What with one thing and another it seems like a good time to bring back this post from two years ago.
Cancer isn’t cute. It isn’t big smiles and noses crinkled in mirth. It is a mortal illness. It disfigures. It kills. The treatment involves cutting off pieces of your body, killing living tissue with radiation, poisoning your system with chemotherapy. The treatment can have life-long effects on your health and well-being And that is still no guarantee. Thirty percent (almost one third!) of women diagnosed with breast cancer AT ANY STAGE will end up with distal metastasis.
To be clear, distal metastasis means Stage IV breast cancer. Stage IV cancer is terminal breast cancer.
Cancer isn’t cute, and breast cancer isn’t “the good cancer”. How can anyone possibly call a disease that kills almost one-third of the people who become ill with it “good”? This isn’t about boobies or tatas—it’s about a killer disease. When I was first diagnosed I didn’t give two toots about saving my “girls”; I wanted the cancer out of me.
When I was first diagnosed, I experienced and conceptualized the cancer as a rapist inside me. GET THIS THING OUT OF ME! There was nothing cute about it.
When I had my breast and lymph nodes removed and sat with surgical drains coming out of the incisions and I couldn’t lift my arm high enough to hang up the laundry, there was nothing cute about it. When I was having my first round of chemotherapy and all I could vomit was bile and I could barely hold down water – there was nothing cute about it. When I had radiation burns over two-thirds of my chest from the daily radiation treatments – not cute.
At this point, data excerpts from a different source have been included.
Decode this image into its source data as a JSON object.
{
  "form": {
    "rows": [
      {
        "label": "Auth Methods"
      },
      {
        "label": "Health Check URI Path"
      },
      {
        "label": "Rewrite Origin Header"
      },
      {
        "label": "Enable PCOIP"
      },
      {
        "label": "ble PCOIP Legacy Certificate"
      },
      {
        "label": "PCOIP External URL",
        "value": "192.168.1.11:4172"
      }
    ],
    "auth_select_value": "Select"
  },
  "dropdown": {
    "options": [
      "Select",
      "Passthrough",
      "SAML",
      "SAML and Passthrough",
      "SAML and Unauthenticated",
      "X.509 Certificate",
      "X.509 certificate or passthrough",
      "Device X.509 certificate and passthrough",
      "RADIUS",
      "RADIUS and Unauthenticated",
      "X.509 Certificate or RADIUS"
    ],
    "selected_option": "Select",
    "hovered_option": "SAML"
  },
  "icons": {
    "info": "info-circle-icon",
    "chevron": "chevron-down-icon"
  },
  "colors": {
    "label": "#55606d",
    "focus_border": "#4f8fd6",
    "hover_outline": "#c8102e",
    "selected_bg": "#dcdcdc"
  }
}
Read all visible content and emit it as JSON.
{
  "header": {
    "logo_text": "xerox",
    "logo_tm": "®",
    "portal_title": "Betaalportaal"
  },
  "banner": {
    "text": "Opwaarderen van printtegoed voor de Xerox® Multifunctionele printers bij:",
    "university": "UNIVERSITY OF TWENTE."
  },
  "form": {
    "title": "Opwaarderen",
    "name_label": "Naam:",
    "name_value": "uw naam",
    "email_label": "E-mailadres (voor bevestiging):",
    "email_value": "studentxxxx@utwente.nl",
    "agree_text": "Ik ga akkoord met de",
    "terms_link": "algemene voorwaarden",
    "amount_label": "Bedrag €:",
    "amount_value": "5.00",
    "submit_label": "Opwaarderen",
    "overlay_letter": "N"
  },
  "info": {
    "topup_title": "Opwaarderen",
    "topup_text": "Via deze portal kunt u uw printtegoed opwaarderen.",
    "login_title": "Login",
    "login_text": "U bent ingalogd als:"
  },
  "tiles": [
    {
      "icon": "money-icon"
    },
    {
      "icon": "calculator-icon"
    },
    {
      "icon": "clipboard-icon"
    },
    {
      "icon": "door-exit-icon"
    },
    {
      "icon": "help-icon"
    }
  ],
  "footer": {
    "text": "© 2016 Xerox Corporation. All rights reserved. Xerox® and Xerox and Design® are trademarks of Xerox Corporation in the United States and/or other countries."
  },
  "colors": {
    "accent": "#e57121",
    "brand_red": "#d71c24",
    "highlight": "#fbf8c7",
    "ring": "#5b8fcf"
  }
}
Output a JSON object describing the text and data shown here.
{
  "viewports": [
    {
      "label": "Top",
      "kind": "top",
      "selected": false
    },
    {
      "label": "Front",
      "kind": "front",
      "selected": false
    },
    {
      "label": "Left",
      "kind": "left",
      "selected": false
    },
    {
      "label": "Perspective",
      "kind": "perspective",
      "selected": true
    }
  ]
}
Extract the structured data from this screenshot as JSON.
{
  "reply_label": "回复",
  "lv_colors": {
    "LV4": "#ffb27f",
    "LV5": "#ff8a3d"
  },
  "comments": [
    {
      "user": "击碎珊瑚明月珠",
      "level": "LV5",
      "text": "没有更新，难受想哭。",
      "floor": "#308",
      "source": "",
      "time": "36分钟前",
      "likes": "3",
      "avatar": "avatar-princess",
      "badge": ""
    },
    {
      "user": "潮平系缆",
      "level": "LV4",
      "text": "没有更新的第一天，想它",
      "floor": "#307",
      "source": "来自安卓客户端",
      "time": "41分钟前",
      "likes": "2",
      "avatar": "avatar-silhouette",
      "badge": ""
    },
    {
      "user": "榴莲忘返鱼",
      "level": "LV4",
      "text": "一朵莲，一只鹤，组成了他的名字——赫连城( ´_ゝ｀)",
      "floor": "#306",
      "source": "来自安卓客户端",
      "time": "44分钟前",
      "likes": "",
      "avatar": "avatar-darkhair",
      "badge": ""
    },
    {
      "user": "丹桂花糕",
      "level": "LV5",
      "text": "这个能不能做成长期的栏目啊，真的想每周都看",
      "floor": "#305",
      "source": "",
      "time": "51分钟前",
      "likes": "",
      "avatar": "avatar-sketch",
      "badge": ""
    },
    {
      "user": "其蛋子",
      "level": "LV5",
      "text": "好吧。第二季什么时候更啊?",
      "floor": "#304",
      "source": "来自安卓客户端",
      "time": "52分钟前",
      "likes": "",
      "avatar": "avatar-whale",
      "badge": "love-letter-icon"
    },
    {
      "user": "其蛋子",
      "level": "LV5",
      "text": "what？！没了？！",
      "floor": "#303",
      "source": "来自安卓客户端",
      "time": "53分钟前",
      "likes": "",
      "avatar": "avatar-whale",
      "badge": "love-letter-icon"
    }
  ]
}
The rapist is still inside me. I have not learned to like him, but I am learning to live with him because I want whatever time is left to me to be as pleasant and productive as I can make it. I do not want to waste precious time and energy on howling at the moon. That doesn’t mean I’m not angry; it means I can accept my emotions and move on.
Well-meaning as they may be, pink ribbons and cutesy “awareness” campaigns make me angry. To me, they feel belittling. They make me feel ignored. They make me feel cast aside because I have a a disease that is killing me. Go ahead and have a great fund-raising campaign and use the best PR tricks you can, but please don’t ignore the reality.
Cancer isn’t cute, not even tiny little Stage I tumors. It bears repeating: thirty percent (almost one third!) of women diagnosed with breast cancer AT ANY STAGE will end up with distal metastasis.
I am one of the 30%. Awareness is nice; research is better. If you donate to a breast cancer cause, know where your money is going. Give to organizations that are actively funding research. You can always buy a pink ribbon at the notions counter.